Page 15 of Deception

“Mother, come on. The walls have ears here.” Mum gave me a faint nod as she stirred her tea.

“I promise, Grandma. I get it. Okay?”

Nodding with narrowed eyes, she looked at me disbelievingly before telling me, “Not yet, you don’t, but you will one day.” A morose expression knitted her brows. “If on that day luck fails you…well, Lucy-Lou, you make your own. You are more than a Stanton. You hear me?”

“Yes.”

“More than a bargaining chip or a game piece.”

Taking a step back, she smiled again while her eyes flicked over me from head to toe and back to mine. Something inside me warned me to be wary of her words. Wisdom and experience blazed in her eyes as my breaths faltered at the honesty etched there. Meanwhile, every cell of my being yearned for her to move so that I could see him again. The lord-in-waiting with royal blood thrumming through his veins. Beautiful and volatile. So much so that when he touched me, I could feel his violence seep into my bones, making my flesh beg for more and more of it.

“Am I right, Sarah?”

There was a silent pause as Mum took another sip of her tea and then stood, putting the bone china cup down on the saucer without the faintest clink. When she stepped beside my grandma, her hand lightly cupped my face.

“Yes, Mother,” she finally answered. “Love…duty…those things…” A deep sigh cut off her trailing thought. “They don’t matter. Not really. They’re just ties, and sometimes…when they weaken you?—”

“What are you saying? Spit it out.”

“I’m saying that if they don’t strengthen you, then you should cut them. Regardless of what you are told or taught. You do what you need to see another day.”

“You’re a Mortimer, dear girl.” The stern line of my grandma’s lips softened into an almost grin. “We fight until the end. We do what it takes to stay alive no matter what.” Pausing, she side-glanced at Mum. “You did good with this one.”

With a proud smile, my mother fluttered her lashes at me. “I know.”

“Smart, beautiful, and strong.”

“Yes, I know, Mother.”

“Most of all,” Grandma crooned, pinching my chin between her thumb and forefinger like she used to when I was little and she spoiled me with one of her treats. Sometimes a sweet, other times something for my piggy bank. “Cunning…aren’t you, girl? Sneaky, just like the rest of the Mortimer women before you. It’s what will keep you alive. What will keep you safe…”

“From what?” I asked, aware that she clearly knew more than what the brotherhood had told me so far about my task.

“This treacherous world, girl,” she told me with a shake of her head as she walked away, heading back to the party outside without a single glance back at me or my mother.

The memory fades as quickly as it came, leaving me with doubts about what will happen to me. When a person goes missing, they say that after the first twenty-four hours, the chances of finding them reduce to fifty per cent. Every day after that, they shrink and shrink until it becomes an impossibility. I may not know how long I’ve been here for certain, but I’m aware of time from the dips in the temperature and when he comes to me.

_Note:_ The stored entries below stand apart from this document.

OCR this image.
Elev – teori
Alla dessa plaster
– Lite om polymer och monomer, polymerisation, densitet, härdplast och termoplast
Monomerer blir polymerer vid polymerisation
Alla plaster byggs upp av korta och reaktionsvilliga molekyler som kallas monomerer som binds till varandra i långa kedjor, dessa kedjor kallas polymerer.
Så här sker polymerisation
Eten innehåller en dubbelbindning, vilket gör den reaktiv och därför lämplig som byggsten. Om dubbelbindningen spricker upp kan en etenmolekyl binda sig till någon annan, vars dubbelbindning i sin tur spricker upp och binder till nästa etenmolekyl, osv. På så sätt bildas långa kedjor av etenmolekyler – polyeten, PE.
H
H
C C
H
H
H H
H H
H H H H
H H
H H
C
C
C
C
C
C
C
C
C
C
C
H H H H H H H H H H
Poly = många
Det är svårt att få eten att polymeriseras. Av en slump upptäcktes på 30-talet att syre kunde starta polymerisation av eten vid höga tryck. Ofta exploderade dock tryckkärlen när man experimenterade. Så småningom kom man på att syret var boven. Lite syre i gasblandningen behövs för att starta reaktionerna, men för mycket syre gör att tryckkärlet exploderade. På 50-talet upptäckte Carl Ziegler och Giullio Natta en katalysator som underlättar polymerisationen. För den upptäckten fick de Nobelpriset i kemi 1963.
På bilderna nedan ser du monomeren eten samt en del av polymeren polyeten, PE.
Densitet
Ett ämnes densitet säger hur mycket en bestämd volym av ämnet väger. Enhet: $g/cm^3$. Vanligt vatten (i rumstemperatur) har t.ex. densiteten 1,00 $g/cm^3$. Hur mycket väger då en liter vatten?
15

Tomasz sits there, tormenting me with his jibes at my weakness, taunting me over how quickly my body gave. He’s not wrong. The secret service trained me to be a killer, but the longer I remain in this bed…in this place, the more I doubt the confidence that was instilled in me.

Heroes never die.That’s what my father told me before he watched me walk away. If that’s the case, then they failed too, because that’s exactly what will happen to me. A part of me has always known that I wouldn’t see old age. I used to look at my grandmother and try to imagine myself with the same lines, but I never could.

Even now, I can see them all grow old. Every person who’s ever meant anything to me. Even Freddie, the man with death ghosting his soul, I can see him age into something formidable and fatally handsome. The sun beams down on me, brighter and brighter, the longer I hold him in my thoughts. My heart flutters as though I’m free again, and it is a beautiful dream as the stifling warmth numbs my body.

Then I hear the girl praying beside me again. She’s always praying for forgiveness and mercy and sins that she sounds too soft to commit.

“Christ, have mercy on me, a sinner,” she repeats. “For I have done nothing good in your sight. Heavenly King, Comforter…Spirit of truth. Holy God. Holy, Holy God…cleanse us and save our sou?—”

“Does he listen?” I croak, the sound of my voice foreign in my ears.

A sharp gasp echoes from her while I try to open my eyes for the first time in…I don’t know. It’s been impossible until now. The headaches have been insufferable, and the sedatives that they must have given me to force my body to rest have left me hazy.

I wish they’d left me out there. I wish they’d let me die.

This helplessness is worse than the brutality. The physical pain that he inflicted on me was easier to bear than this half-conscious state. Flitting in and out of memories and dreams. Drowning in make-believe and suffocated with reality. Watching it fade with every passing second.

Why haven’t they come for me?

“You’re awake?” The surprise in the girl’s voice is hard to miss as it sends a shooting crackle of pain around my skull, making me screw my eyes shut again.